Former Prime Minister John Howard spoke at length in praise of Liberal MP Stuart Ayres, who is battling to hold onto one of the most marginal seats in the NSW state election.
Speaking at the Liberal Party’s Keep Western Sydney Moving Forward rally on Sunday, Mr Howard said Mr Ayres was the “epitome of a very good minister.”
The seat of Penrith is held by the Liberals by just 0.6 per cent.
Mr Ayres is facing an uphill battle to retain the key seat from a contest by former Penrith mayor Karen McKeown, who is running for Labor.
Mr Ayres has faced controversy over his role in the appointment of John Barilaro in a $500,000 trade commissioner role in 2022.
While he was cleared by the Independent Commission Against Corruption (ICAC), a scathing upper house inquiry found Mr Barilaro’s appointment had all the trademarks of a “jobs for the boys” and Mr Ayres was ”not at ‘arm’s length’” during the recruitment process.
Subsequent investigations led to Mr Ayres lose his ministry portfolios.
Despite the findings, NSW Premier Dominic Perrottet confirmed Mr Ayres would be returned to the front bench if the Coalition retains government.
On Sunday Mr Howard spoke glowingly of the incumbent MP, who he was seen campaigning with early this week.
“Stuart Ayres has been the epitome of an outstanding hardworking, dedicated local member,” Mr Howard said.
“He will help where he can, and when he tells you why you can he leaves you in no doubt as to what his attitude is.
“Now that can I say to you ladies and gentlemen, is what makes a good minister.”
The former Prime Minister introduced Mr Perrottet to rapturous applause from Liberal loyalists and praised the Premier for his policies on gambling reform, and giving home buyers the choice between stamp duty or an annual property tax.
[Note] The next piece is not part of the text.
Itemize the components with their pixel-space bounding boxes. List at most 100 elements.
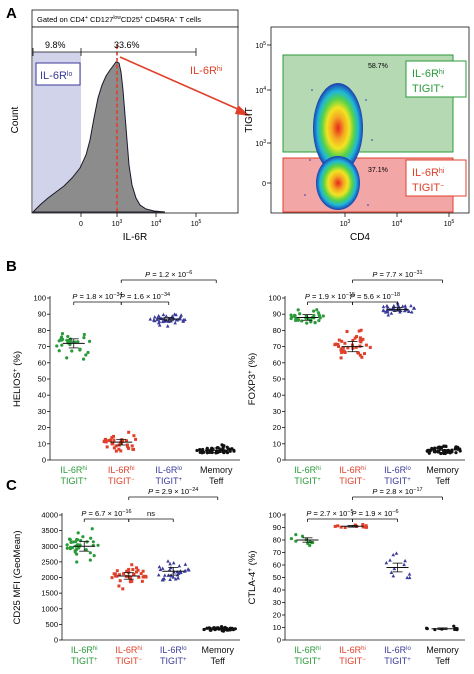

In the crowd was the Premier’s wife, Helen Perrottet and their three children, Annabelle, Charlotte and Celeste.
“I admire the courage that he‘s displayed,” he said.
“I admire the vision he‘s displayed on economic policy in giving young homebuyers the prospect of avoiding the burden of large amounts of stamp duty and over time, developing an alternative.”
Mr Howard was less glowing of Mr Perrottet’s rival, Chris Minns, and the support he’s been given by Prime Minister Anthony Albanese, calling the Labor launch a “mini launch of the re-elect Anthont Albanese campaign”.
“One of the things that struck me about the launch of the Labour Party campaign for Chris Minns was the overwhelming presence of Anthony Albanese,” he said.
“Now, of course, you have to ask yourself that under Minns, will Labor’s economic approach be very similar to that of Albanese. And of course the answer to that has to be a resounding yes.”
Dom’s pledge for cheaper transport
Commuters across NSW could also pay less for transport, in a last-minute election promise which will reduce the weekly Opal card cap by $10 for adults, and $5 for concession holders.
Mr Perrottet announced that new limits will be set at $40 (from $50) for adults and $20 (from $25) for concession holders.
It’s estimated adult commuters could save about $480 per year, with a family of two adults and two children, saving $1360.
If elected, the $68m policy will come into effects from May 1 and run until June 30.
Residents in Sydney’s West and Greater Sydney are expected to benefit the most, with suburbs like Penrith, Parramatta, East Hills and the Blue Mountains flagged.
Adults travelling by train from Penrith in Sydney‘s west to the CBD can spend $7.24 each way, or $14.48 on a return trip. Under the new cap, commuters can make the $40 cap in six trips, instead of seven under the current cap.
Ferry commuters who pay $8.04 each way ($16.08 a day) can also reach the cap by their fifth trip, instead of the seventh.